Après s’être entretenu encore quelques instants de sa famille, Robert dit à sa sœur.

— Alice, je viens d’éprouver un grand bonheur en te retrouvant ; mais il est une autre personne qu’il faut que je revoie aussi, conduis-moi, je t’en supplie, vers mademoiselle Auricourt, nous sommes fiancés depuis longtemps, depuis plus de six mois j’ai été prisonnier, il faut qu’on m’ait calomnié auprès d’elle puisqu’elle allait prononcer des vœux irrévocables.
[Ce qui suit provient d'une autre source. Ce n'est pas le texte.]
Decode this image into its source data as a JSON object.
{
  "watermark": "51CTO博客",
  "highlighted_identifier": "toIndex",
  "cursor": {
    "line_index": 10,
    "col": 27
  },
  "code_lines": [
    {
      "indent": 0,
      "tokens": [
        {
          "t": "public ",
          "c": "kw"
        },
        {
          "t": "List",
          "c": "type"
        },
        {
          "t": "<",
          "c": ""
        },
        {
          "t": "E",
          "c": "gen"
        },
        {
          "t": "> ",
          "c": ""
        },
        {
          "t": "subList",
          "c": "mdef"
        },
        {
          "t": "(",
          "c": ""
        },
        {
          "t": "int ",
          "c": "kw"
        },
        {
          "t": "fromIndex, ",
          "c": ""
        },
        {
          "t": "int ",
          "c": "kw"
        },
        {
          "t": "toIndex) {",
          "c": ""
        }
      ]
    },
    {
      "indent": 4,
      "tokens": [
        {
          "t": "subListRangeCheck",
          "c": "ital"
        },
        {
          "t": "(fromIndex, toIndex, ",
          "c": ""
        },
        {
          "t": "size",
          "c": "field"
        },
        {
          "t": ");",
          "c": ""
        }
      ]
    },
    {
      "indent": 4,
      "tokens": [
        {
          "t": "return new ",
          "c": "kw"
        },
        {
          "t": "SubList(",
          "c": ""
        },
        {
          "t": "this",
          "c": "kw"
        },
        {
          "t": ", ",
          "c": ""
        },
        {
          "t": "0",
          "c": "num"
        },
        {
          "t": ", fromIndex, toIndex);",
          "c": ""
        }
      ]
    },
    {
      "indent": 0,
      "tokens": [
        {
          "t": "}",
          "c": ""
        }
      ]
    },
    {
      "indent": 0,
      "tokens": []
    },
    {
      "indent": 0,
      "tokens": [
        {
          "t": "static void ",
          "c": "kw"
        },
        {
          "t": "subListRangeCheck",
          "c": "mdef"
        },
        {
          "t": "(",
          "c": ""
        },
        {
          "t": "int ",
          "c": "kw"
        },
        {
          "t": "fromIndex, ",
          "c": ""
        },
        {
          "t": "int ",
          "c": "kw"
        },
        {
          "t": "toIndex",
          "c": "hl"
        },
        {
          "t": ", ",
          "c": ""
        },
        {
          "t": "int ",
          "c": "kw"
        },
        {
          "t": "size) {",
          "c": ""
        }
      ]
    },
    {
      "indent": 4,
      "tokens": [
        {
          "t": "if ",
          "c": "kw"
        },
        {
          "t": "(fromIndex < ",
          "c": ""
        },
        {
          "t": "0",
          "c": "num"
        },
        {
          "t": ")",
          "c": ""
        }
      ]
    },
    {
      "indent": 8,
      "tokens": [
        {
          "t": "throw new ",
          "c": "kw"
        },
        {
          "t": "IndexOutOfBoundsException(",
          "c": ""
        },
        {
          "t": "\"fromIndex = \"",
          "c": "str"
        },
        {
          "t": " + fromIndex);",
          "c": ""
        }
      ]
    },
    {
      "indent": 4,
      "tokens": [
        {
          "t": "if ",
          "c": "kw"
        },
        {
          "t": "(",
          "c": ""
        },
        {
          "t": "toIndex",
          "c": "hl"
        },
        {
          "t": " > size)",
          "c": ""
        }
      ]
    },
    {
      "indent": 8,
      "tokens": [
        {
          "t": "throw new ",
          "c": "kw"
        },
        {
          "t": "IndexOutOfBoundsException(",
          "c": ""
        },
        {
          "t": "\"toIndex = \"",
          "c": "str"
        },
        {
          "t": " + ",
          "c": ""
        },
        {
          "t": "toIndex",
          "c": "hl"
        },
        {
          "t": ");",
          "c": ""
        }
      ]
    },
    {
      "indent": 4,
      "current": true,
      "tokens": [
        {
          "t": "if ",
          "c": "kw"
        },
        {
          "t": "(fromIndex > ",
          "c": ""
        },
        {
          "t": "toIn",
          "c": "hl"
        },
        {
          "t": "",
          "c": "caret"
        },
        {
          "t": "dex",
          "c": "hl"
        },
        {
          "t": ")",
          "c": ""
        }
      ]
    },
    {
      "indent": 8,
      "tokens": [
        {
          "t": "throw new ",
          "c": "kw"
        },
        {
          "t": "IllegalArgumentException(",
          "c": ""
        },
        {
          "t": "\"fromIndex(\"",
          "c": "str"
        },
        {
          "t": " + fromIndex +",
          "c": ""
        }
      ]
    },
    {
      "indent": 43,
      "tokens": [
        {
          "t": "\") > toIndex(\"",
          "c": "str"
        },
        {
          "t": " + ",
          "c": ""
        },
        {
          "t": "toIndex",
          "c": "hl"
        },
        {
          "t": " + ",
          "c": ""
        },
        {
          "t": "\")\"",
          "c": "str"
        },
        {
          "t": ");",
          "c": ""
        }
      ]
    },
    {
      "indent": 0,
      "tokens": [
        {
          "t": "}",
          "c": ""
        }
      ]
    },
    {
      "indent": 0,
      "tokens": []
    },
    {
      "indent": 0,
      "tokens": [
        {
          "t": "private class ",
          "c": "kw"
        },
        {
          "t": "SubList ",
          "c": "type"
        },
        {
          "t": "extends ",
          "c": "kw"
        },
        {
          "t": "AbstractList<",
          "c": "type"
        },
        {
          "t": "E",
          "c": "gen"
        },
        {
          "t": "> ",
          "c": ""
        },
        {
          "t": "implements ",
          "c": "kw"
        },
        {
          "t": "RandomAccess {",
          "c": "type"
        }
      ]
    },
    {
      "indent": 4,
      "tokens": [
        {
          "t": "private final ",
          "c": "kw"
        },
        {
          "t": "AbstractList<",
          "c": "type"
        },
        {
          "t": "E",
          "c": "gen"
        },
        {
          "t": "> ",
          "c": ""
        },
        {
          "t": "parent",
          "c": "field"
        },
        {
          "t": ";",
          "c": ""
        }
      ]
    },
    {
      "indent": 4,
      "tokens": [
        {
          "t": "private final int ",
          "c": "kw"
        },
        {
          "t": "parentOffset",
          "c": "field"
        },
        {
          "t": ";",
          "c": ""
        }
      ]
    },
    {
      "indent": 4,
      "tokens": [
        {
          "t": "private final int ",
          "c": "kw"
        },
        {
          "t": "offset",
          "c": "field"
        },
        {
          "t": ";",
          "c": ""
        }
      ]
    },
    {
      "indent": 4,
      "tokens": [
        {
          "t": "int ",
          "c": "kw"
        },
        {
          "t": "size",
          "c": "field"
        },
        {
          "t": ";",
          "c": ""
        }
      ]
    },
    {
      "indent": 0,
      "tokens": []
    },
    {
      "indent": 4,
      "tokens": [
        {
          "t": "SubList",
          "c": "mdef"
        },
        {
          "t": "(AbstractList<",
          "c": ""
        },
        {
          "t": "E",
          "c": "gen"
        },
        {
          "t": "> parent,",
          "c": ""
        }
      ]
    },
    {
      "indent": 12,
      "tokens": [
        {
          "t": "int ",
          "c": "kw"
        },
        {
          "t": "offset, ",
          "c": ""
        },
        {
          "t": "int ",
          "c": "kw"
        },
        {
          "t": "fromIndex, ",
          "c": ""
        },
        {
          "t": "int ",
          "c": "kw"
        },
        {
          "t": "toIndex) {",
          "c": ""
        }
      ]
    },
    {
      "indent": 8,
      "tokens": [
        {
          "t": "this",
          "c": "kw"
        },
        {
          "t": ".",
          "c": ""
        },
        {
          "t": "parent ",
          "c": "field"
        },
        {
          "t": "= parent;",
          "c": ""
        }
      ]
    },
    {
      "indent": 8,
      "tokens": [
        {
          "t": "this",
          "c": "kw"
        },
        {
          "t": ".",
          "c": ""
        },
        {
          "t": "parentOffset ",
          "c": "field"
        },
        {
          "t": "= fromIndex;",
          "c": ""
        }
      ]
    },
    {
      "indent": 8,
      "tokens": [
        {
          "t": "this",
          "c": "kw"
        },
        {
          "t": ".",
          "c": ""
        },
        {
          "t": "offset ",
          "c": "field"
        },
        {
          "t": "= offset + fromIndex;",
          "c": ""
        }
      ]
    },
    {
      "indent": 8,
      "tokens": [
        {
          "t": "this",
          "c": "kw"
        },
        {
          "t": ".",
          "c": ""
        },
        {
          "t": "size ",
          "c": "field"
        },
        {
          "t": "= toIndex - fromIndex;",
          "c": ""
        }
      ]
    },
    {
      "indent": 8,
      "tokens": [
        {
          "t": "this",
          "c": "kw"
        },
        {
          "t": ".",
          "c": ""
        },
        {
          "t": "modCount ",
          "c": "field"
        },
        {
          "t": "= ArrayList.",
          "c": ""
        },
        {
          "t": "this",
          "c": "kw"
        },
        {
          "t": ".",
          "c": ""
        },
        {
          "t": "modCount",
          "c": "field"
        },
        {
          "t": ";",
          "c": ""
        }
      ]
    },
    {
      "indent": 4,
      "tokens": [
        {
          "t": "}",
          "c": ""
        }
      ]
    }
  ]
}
Je remercie Dieu d’avoir permis que j’arrivasse à temps. Alice, depuis que je suis séparé de vous tous, c’est elle seule qui m’a fait tenir à la vie.

— Dieu fait bien ce qu’il fait, c’est par l’entremise de celle que tu aimes qu’il permet que nous nous retrouvions, Robert, je ne puis te refuser, viens.

Le capitaine avait été installé dans la salle d’entrée (Page 40)

Et la religieuse lui fit traverser un long corridor, au bout duquel elle ouvrit une porte, et Robert aperçut Géraldine étendue dans un grand fauteuil.

En le voyant, la jeune fille se leva et fit un mouvement pour s’élancer dans ses bras ; mais se redressant tout-à-coup, elle se renversa en arrière et s’écria :

— Non, non, je ne puis le voir.

— Géraldine, est-il possible ? tu me repousses, fit Robert qui était maintenant à genoux devant elle.

Pour toute réponse, la jeune fille tendit à Robert la lettre qui avait causé tous ses tourments.

— Que signifie ceci ? dit-il après l’avoir parcourue, tu as pu croire à tant de perfidie de ma part ?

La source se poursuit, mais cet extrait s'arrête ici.